KULINER SEBAGAI TUJUAN WISATA

Post Thu, 03 May 2018 03:15 WIB

     Kelas Literasi dengan tema “Kuliner sebagai Tujuan Wisata” ini membuka cukup banyak pengetahuan unik tentang sejarah kuliner serta berbagai kemungkinan pengemasan kuliner sebagai paket-paket wisata. Materi yang diberikan oleh Ibu Ayu Nurwitasari, seorang dosen dan peneliti kuliner Indonesia, berhasil memancing banyak pertanyaan dari para peserta yang hadir.  
 
      Ada sekitar 25 orang peserta yang datang dari berbagai latar belakang pendidikan dan profesi yang berbeda. Kelas Literasi kali ini menyatukan mereka semua dalam satu bahasan yang ternyata bisa lebih serius dari yang diduga. Ibu Ayu bahkan sudah pergi ke banyak tempat di pelosok Indonesia untuk meneliti keberadaan kuliner lokal beserta sejarahnya dan kemungkinan pengemasannya sebagai tujuan wisata. 

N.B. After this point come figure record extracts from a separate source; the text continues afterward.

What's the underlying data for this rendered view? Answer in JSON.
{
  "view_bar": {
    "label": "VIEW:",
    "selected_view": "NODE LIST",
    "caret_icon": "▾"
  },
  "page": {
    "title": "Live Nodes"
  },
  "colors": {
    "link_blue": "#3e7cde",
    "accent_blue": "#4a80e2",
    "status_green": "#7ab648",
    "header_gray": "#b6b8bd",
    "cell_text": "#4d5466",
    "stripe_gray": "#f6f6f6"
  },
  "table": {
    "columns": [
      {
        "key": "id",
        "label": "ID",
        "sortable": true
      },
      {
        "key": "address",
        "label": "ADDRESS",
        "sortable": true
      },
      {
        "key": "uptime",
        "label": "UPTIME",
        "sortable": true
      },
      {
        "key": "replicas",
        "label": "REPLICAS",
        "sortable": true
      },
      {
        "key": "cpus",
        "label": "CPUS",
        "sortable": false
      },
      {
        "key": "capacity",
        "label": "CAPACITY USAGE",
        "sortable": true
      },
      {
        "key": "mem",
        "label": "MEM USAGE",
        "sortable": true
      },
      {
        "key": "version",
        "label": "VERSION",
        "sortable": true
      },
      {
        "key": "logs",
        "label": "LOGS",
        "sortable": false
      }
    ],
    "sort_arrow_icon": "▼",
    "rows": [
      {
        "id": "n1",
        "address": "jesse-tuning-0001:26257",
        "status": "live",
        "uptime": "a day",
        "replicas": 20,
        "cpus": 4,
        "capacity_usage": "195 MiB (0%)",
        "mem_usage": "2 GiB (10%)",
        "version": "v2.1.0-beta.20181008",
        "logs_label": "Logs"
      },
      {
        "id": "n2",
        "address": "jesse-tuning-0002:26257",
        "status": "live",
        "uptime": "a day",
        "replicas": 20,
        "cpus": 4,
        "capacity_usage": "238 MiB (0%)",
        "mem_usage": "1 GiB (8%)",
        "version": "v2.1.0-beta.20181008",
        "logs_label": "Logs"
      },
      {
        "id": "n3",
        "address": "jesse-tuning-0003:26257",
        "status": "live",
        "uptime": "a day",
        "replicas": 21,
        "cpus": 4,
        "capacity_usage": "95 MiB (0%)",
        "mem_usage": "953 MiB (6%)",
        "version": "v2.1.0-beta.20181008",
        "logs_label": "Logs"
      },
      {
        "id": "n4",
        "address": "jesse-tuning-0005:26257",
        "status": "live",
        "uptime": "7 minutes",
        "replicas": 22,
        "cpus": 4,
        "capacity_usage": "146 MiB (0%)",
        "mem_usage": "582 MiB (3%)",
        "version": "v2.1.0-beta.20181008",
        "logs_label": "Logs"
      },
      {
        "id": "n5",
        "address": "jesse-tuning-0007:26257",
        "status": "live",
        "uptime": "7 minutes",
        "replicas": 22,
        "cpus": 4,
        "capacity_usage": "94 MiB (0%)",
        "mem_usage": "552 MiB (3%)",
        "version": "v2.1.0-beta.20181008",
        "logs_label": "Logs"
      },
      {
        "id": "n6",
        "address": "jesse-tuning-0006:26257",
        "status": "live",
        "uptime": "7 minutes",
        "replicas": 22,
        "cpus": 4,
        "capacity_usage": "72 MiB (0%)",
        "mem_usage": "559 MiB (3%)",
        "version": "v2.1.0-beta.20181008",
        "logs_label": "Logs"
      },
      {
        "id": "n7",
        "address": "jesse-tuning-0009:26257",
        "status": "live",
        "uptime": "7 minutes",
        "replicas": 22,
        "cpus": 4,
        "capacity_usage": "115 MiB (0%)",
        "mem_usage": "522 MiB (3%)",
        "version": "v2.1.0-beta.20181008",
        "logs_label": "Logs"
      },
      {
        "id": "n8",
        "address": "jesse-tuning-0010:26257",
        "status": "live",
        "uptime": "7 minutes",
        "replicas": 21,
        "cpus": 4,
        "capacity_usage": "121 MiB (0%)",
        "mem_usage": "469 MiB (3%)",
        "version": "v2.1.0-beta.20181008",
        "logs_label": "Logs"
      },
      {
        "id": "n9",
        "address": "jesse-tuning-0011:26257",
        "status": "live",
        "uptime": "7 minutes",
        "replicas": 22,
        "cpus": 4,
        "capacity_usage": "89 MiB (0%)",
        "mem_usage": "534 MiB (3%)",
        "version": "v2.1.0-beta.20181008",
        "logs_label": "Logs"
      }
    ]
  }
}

     Salah satu pengalaman unik yang diceritakan adalah kunjungannya ke Pulau Tomia di Sulawesi Tenggara. Di sebuah kampung ada seorang tua, biasa dipanggil Pak Tua, yang berinisiatif mengelola cara-cara pemanfaatan ikan laut yang cukup melimpah agar tidak habis karena dikonsumsi atau diperjualbelikan. Pak Tua membuat Bank Ikan di salah satu sudut perairan Tomia dan membuat aturan pengambilan dan pemanfaatan untuk seluruh kampung. 
 
     Selama diskusi berlangsung, Ibu Ayu juga memaparkan banyak hal yang berkaitan dengan makanan dari segi teoretisnya. Hal-hal menarik yang dibahas oleh Ibu Ayu di antaranya: penekanan kuliner sebagai identitas suatu budaya, pengelolaan kuliner sebagai kekuatan ekonomi, potensi gastronomi kuliner lokal sebagai sebuah kajian dan atraksi pariwisata, serta potensi besar kuliner Indonesia secara umum. Sebagai penutup, narasumber menekankan pentingnya kerja kolektif dan kooperasi antara berbagai pihak terkait jika ingin memaksimalkan potensi kuliner di Indonesia.